Deux anciens champions férus de vitesse et de performances; deux fiers montagnards. L’une habite les contreforts du Pays-d’Enhaut, l’autre ceux du val de Bagnes. Y a-t-il meilleurs testeurs de 4 x 4 à l’approche de l’hiver et de la saison de ski? Leur verdict sur la Volvo XC 60 D5 AT AWD MOMENTUM.
Par
Christian Rappaz - Mis en ligne le 22.03.2010
Catherine Borghi s’est régalée à sillonner les Alpes vaudoises au
volant de ce 4 x 4 alliant la force tranquille d’un tout-terrain et
l’élégance raffinée d’une berline de luxe.
«Tu roules sur du velours.» Après avoir dévalé quatorze ans durant
les pentes les plus abruptes et les plus tortueuses du cirque blanc,
l’ancienne championne des Diablerets a particulièrement goûté au
confort moelleux du crossover suédois. «Rien à voir avec les bateaux
habituels. Même sur les chemins les plus cabossés, tu as l’impression
de te mouvoir dans de la ouate», rapporte-t-elle, visiblement
convaincue. Autres qualités appréciées, le silence et la puissance,
bien que cette dernière ne soit pas délivrée avec toute la fougue
souhaitée.
«Elle a fait grosse impression au village»
Sensible à la forme comme au fond, la sémillante
consultante de la TSR attribue encore la note maximale au design «sobre
mais racé» du XC 60. «Elle a fait grosse impression au village»,
s’amuse-t-elle, avant d’émettre une réserve sur les sièges avant, pas
suffisamment ergonomiques à son goût. Rien à redire, en revanche, sur
la boîte séquentielle, parfois décriée par les spécialistes, et encore
moins sur le système de reconnaissance électronique de la clé, qui
permet d’ouvrir les portes et de démarrer sans manipuler cette dernière.
Vous
l’aurez compris, Catherine Borghi a pris un plaisir fou à balader son
SUV (sport utility vehicle). «En fait, le plus dur, c’est de la
rendre», confie-t-elle, dans un ultime clin d’oeil…
J’ai aimé: «Le confort, l’efficacité des amortisseurs dans le terrain, la pêche du moteur.»
Je n’ai pas aimé: «Pas grand-chose.
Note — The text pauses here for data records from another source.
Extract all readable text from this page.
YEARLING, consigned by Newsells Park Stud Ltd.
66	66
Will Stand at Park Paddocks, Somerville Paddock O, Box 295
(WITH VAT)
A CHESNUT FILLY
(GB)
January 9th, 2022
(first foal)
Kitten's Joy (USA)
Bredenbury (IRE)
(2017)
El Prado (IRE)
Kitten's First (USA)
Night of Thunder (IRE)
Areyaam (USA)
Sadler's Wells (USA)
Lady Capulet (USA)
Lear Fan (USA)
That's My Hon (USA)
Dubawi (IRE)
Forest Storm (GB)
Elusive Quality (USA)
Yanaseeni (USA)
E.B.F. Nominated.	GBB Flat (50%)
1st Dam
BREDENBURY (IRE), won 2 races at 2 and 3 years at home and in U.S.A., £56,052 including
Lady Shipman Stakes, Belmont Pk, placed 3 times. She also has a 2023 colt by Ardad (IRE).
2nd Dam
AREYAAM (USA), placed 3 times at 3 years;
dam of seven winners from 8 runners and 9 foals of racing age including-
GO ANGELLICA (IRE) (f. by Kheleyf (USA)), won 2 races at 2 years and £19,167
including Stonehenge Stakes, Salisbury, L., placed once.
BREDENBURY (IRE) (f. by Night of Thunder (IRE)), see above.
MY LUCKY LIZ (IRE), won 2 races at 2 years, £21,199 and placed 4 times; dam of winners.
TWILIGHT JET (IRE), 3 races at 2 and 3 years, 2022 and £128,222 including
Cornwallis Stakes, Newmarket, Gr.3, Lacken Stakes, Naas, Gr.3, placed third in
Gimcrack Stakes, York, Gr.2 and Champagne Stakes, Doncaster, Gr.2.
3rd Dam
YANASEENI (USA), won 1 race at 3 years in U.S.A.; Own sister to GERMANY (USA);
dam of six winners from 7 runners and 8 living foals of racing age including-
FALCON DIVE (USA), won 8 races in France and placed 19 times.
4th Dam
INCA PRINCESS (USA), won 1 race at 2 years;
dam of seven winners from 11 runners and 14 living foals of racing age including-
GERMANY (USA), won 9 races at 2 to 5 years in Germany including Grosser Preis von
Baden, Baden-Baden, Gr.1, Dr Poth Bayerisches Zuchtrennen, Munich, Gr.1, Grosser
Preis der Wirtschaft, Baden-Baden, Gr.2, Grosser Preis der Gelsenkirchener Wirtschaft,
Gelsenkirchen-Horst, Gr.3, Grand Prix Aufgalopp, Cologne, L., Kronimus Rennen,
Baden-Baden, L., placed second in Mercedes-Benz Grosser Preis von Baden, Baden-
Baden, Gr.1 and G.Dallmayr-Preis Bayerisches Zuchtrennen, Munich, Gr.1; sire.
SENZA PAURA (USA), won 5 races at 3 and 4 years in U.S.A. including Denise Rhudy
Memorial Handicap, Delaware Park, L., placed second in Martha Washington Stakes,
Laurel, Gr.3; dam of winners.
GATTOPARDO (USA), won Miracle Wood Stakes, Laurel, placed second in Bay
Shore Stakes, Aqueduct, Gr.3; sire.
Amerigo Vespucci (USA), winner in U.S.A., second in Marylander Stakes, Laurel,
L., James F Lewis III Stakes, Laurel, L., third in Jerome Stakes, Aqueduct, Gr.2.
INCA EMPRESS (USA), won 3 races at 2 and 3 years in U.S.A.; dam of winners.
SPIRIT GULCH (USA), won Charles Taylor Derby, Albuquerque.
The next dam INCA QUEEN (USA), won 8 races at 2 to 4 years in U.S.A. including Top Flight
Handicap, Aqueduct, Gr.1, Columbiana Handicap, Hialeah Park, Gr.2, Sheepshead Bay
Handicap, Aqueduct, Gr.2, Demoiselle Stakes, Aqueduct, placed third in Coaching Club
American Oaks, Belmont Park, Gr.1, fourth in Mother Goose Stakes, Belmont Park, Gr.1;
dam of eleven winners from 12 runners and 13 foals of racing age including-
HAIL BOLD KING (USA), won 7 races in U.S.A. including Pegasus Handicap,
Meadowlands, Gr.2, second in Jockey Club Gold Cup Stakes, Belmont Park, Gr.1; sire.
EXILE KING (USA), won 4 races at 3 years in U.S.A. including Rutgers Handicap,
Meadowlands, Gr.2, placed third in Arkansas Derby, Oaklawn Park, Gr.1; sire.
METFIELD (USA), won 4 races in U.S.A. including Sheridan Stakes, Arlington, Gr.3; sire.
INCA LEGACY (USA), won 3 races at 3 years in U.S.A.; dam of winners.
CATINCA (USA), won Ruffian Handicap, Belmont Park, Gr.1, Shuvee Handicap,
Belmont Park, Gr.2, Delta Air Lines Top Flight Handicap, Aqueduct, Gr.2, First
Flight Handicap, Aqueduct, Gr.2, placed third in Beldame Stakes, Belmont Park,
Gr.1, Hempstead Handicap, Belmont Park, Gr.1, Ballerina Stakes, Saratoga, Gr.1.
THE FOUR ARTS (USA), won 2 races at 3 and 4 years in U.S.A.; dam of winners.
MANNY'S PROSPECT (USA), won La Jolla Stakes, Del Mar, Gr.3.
Le temps de réaction de la caméra arrière.»
Verdict: «Que du plaisir. Le rapport qualité-prix est vraiment top.»
Roland Collombin a roulé par monts et par vaux, cherchant en vain
la faille ou la faiblesse qui aurait terni son plaisir. Privé
d’argument, il a fini par craquer. Complètement…
Le médaillé d’argent des JO de Sapporo 1972 et double vainqueur de
la Coupe du monde de descente n’est pas homme de courbettes et de
révérences. Alors, lorsqu’il se met à distribuer bons points et
compliments, c’est que l’affaire est sérieuse. Pourtant rompu à la
conduite d’un 4 x 4 et coutumier de ses terrains de jeu, le Bagnard est
franchement ébloui.
«Un bijou! Je suis sous le charme»
«A l’exception de quelques gadgets dont je ne suis
pas adepte, je ne sais pas quoi lui reprocher. Tout m’apparaît optimal:
le confort, la sécurité, la facilité de conduite, l’agilité, la
souplesse, le design intérieur et extérieur et le comportement, aussi
bien routier que sur les chemins caillouteux, qu’elle dompte avec une
aisance et une légèreté incroyables.» Négociant en vins et en
spiritueux, la Colombe a également apprécié l’imposant volume arrière,
supérieur à 1000 litres après renversement des sièges.
«Tu vois
le nombre de cartons de pinard que tu mets là-dedans», lâche-t-il,
enthousiaste. Cador des disciplines de vitesse à sa glorieuse époque,
Collombin confesse une seule (petite) frustration. «Même si elle répond
plutôt quand on l’allume, elle serait définitivement parfaite avec 30
ou 40 chevaux de plus.»
J’ai aimé: «Le confort, la facilité de conduite, les suspensions, le silence, le volume, la conduite dans le terrain.»
Je
n’ai pas aimé: «Le GPS, trop compliqué; les feux d’alerte pour
obstacles latéraux. Il n’y a jamais assez de chevaux sur une voiture.»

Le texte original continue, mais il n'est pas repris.